Ever since that day, I’ve realized just how stupid I was, and just how weak I was being. Ever since then, I’ve tried being stronger, I tried to make friends, I apologized, and I sought on. Because, ever since that day, I couldn’t help but think about how much that girl did for me, despite everything happening to her. I couldn’t let her kindness waste away. No, I didn’t let it waste away.

Her sister told me that they were going to move away soon because of her condition. Whether she was going to be okay or not, was all up to luck. The excursion she had took more out of her than she realized, but thankfully it didn’t worsen her condition that much. Her sister really was worried, but she didn’t scold me. Instead, she thanked me, for playing with her that day. Despite me not being able to see her, I’ve always wished that she would come back to that town, even if it was only for a day, even if we would only sled down that one hill, I’ve always hoped for it. But I moved, and I would never know if she returned; If she returned to that hill, to see the ocean, to go down that hill once more.

I told her sister to tell her one thing, and I still regret  not being able to tell her in person, but I thought at that time that I couldn’t do anything about it.

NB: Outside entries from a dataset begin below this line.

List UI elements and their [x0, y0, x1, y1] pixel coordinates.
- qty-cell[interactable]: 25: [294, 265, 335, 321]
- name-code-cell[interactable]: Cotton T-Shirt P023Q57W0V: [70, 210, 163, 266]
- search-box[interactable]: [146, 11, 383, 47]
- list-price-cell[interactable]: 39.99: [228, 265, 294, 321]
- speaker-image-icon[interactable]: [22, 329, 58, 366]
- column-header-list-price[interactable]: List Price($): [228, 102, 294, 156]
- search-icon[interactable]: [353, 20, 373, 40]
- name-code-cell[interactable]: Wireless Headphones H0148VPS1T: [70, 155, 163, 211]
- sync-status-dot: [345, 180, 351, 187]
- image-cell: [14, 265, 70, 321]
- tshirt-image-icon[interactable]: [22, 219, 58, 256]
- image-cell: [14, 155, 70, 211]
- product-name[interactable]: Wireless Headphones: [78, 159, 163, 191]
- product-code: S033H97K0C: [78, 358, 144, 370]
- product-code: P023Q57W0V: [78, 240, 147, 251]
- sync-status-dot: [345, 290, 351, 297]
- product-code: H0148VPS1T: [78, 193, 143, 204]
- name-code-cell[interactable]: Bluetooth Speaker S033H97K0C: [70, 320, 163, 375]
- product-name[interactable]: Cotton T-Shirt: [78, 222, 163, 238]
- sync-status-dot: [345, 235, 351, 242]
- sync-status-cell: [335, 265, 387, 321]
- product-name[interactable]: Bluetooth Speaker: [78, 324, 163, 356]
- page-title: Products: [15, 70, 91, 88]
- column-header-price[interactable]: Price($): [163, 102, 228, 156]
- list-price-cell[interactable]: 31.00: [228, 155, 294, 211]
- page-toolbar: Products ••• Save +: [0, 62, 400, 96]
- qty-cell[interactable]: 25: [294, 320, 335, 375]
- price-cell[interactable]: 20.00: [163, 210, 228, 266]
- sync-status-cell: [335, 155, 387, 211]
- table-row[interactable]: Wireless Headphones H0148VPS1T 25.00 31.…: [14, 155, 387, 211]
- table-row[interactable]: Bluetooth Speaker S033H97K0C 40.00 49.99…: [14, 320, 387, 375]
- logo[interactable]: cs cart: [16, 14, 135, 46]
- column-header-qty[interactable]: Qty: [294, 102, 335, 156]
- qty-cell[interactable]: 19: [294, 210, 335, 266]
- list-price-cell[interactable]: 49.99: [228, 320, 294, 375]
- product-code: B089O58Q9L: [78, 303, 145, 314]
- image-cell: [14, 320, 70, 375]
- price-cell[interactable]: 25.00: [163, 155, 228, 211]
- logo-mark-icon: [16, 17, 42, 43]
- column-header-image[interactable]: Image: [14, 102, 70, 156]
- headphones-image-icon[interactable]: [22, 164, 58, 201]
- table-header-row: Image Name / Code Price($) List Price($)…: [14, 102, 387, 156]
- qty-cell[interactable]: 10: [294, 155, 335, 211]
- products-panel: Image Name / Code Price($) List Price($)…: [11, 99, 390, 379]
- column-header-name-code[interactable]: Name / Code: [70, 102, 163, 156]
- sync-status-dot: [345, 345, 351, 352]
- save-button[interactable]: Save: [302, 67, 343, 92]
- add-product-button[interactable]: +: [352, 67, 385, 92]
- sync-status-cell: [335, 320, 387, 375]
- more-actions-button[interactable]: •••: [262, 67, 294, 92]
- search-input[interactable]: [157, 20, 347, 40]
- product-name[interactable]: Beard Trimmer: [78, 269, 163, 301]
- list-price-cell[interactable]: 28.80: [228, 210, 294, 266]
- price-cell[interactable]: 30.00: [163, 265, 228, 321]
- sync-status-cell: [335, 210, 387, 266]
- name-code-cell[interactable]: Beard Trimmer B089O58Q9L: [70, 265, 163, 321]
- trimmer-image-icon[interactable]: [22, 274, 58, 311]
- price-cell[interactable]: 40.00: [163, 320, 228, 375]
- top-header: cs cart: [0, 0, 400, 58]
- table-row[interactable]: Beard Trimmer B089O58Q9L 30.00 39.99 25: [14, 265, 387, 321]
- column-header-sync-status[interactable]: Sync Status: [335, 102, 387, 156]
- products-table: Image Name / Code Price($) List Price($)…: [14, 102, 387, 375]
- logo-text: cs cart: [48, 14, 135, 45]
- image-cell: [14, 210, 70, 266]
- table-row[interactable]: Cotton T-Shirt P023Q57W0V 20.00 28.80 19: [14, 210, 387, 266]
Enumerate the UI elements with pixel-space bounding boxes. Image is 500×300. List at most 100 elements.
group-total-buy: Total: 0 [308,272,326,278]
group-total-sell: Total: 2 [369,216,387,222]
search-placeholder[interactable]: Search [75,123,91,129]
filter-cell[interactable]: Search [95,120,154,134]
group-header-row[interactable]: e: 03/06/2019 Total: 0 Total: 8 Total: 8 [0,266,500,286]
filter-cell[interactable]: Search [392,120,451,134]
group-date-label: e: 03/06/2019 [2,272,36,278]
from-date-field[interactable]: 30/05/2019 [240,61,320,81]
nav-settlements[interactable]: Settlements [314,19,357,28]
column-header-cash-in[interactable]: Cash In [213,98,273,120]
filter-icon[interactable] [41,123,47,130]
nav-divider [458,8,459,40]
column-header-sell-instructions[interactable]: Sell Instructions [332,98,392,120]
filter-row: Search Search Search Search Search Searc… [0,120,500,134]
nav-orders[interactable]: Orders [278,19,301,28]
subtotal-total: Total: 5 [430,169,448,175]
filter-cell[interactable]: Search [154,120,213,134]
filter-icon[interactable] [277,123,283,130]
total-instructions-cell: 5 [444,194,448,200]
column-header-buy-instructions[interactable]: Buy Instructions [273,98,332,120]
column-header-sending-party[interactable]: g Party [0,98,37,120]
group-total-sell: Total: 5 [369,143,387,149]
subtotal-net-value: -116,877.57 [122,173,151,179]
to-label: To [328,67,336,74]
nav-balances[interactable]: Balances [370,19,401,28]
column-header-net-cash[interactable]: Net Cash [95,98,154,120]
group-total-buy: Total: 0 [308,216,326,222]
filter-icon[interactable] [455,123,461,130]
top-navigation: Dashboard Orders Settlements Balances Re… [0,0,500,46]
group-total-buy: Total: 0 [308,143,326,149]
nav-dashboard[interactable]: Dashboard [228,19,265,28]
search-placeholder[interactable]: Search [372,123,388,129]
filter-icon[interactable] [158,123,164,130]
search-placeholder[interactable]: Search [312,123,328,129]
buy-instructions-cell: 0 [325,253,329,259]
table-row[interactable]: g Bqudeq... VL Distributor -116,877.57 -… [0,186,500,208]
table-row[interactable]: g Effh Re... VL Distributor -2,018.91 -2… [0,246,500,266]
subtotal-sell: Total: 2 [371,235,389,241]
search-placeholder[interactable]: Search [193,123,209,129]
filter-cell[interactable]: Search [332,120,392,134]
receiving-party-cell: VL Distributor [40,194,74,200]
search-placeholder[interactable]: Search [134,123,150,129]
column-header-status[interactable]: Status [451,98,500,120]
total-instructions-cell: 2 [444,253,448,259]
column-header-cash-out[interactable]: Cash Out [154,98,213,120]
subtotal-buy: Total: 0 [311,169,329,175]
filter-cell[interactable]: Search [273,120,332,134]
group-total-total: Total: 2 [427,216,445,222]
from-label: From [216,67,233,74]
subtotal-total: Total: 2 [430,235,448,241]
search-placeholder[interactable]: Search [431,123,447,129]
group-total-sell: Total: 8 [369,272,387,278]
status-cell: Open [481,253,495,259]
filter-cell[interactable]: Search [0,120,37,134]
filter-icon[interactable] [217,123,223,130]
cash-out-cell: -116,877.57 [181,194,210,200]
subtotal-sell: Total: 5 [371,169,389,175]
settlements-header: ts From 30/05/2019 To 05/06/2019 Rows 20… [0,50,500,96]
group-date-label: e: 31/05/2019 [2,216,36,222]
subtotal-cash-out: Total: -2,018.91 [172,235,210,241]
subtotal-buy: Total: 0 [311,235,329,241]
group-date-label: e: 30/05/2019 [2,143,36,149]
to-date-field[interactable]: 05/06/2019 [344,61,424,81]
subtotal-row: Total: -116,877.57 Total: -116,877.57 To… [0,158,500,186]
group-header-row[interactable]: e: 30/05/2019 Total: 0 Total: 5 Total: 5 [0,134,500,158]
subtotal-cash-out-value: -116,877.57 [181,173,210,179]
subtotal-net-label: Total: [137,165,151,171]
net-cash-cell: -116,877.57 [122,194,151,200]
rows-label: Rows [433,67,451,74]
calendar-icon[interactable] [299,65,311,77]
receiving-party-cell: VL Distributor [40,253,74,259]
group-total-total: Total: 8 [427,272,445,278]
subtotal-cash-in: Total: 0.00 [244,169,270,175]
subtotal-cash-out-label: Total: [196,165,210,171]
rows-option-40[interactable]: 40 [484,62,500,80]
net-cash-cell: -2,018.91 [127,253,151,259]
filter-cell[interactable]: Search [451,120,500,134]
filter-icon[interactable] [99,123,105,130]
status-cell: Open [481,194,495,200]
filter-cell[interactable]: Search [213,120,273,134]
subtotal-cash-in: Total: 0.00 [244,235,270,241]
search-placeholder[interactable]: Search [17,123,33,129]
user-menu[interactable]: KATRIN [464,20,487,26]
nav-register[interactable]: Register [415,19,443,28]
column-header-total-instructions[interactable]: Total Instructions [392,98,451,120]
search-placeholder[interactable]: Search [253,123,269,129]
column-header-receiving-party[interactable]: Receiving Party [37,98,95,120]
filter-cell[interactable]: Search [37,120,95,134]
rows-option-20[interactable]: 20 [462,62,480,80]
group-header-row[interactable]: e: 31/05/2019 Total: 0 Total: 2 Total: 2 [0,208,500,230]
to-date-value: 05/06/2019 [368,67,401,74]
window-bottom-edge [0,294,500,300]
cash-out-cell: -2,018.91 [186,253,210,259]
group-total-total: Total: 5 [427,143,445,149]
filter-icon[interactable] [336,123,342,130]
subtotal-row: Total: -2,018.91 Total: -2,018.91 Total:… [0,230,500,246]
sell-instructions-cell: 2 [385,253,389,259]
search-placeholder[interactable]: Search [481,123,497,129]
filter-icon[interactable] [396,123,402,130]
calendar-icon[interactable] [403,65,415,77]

That was my only way. I told her sister to tell her, “Thank you for saving me. I had a lot of fun. ” I took off my scarf, and handed it to the sister, and told her to give it to her as a gift, and to tell her one more thing, “My mom was happy when you said her scarf was nice.” I smiled at her, then ran back to my house, without looking back. Only looking now, forward, towards the future, kicking away my past, shoving it into the snow.